[Soc-coordination] [GSoC] Status Reoprt: Java Project Dependency Builder

Mon Jun 9 09:16:15 UTC 2014

On Sat, Jun 7, 2014 at 1:08 AM, Daniel Pocock <daniel at pocock.com.au> wrote:
>
>
> On 07/06/14 09:33, Andrew Schurman wrote:
>> Hey guys,
>>
>> Last week I was able to fetch source of artifacts which has an <scm/>
>> tag in their maven metadata. By leveraging the maven-scm-plugin, I was
>> able to get the vast support of VCSs for free. It also provides a well
>> documented interface for extension in case other VCSs come out or
>> someone is using one which is currently unsupported. I've tried to
>> make upgrading the maven-scm-plugin possible without cluttering the
>> mojo configuration using plexus configuration elements. This doesn't
>> make it impossible to change, but again, not very easy. I might want
>> to revisit this at a later time.
>>
>> This week I started to work on actually building a checked out
>> project. My focus has been maven projects. I've been able to build
>> simple (single module) projects easily and have started to look at
>> multi-module projects. This has brought up a few issues.
>>
>> I recall reading that packaging a maven project for debian requires
>> maven to be in offline mode during the build. I can try to emulate
>> that by dumping artifacts into a built artifact repository and use
>> that as the only repository during the build. You are still kind of
>
> This is a perfectly valid strategy.
>
>> cheating because you need an online repository to get the artifact
>> metadata in the first place, but since I've opted to fork off a maven
>> process for building, we can force offline mode there. This will
>
> I really feel this may need a two-phase workflow (e.g. scan deps in one
> phase, build in a second phase) and that it may be asynchronous (the
> build will not always happen immediately after the scan)
>
> A very simplistic strategy would involve creating some output file,
> maybe just a CSV file, listing each dependency that was not found.  This
> data could also go into SQL or MongoDB or something.

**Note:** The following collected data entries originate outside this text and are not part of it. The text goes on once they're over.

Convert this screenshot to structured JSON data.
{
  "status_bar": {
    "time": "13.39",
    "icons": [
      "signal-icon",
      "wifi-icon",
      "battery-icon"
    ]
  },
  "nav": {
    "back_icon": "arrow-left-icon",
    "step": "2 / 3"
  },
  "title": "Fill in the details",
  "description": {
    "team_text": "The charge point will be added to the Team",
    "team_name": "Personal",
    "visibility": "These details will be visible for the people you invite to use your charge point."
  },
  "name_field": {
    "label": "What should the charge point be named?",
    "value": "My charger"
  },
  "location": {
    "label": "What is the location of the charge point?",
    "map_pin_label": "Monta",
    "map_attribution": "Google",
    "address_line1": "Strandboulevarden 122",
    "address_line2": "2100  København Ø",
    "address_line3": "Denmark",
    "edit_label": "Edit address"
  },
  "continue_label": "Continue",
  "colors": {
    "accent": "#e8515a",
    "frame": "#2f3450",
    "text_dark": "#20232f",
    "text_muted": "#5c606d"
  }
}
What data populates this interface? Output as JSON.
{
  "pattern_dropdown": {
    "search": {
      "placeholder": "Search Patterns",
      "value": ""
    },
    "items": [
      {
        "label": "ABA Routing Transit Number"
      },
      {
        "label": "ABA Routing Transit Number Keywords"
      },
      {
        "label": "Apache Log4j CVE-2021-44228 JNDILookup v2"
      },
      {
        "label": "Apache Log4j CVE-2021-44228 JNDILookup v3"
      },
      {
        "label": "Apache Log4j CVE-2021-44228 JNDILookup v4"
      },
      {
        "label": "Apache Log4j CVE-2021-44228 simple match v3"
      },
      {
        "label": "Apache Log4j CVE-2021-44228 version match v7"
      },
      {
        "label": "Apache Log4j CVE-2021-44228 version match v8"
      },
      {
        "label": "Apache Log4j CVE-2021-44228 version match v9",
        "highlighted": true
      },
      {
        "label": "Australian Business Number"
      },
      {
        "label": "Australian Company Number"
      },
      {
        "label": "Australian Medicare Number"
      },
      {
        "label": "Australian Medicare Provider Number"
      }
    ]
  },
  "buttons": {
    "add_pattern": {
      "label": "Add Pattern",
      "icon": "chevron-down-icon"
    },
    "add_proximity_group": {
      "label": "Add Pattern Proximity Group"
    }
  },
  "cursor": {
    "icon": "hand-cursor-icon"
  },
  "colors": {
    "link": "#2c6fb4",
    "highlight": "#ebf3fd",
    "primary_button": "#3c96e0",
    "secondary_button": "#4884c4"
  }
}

That was exactly the plan once I got into more complicated maven
projects. An xml report would detail the dependencies, type and
whether it's satisfied in the repo when the plugin was ran. There
would also be a configuration element controlling artifacts which
would be skipped and copied to the output repository.

>
>
>> require all dependencies, which includes parent poms, dependencies,
>> plugins and their dependencies to be built before the project can be
>> built. We can't rely on just dependencies and parent poms because one
>> of the plugins or maybe even one of the plugin dependencies could be
>> in the reactor, or a proper dependency that should be built. This begs
>> the question of where to stop as plugins will inevitably depend on
>> maven-core.
>>
>> My goal for next week, although is a little ambitious considering what
>> is left for building maven projects, is to look at ant projects and
>> see if I can come up with a good way to determine which way to build.
>> I think ant should always take preference if there is a build.xml file
>> regardless of a pom.xml file. I also forsee problems determining the
>> jar file which represents the built artifact. I could simply diff the
>> tree before and after the build to find new jars, but this doesn't
>> help if there are 2 or more jars built for the project. It really
>> doesn't help that ant doesn't have the same standards for building
>> that maven does. I may need project specific commands to locate the
>> artifact in question.
>
> You could fetch the corresponding binary artifact from the Central
> repository and scan the list of classes and compare that to the list of
> classes in each built JAR.  This is just an approximation but it is
> probably good for over 90% of projects.

Good idea.

>
> For some projects you will need to patch their pom file or build.xml or
> whatever and it would be ideal if you forked their Git repository and
> created your changes on a branch.
>
> If the project is in an SVN repo, you will probably need my sync2git script:
> https://github.com/dpocock/sync2git
>
> Please have a look at the issues in github too, #2 is quite easy:
> https://github.com/dpocock/sync2git/issues

Instead of cloning the entire history, what if we just take a snapshot
of the files at that particular version? It will save us from
translating between VCSs. We could do something different for git, but
I think doing the same thing for everything would make things easier.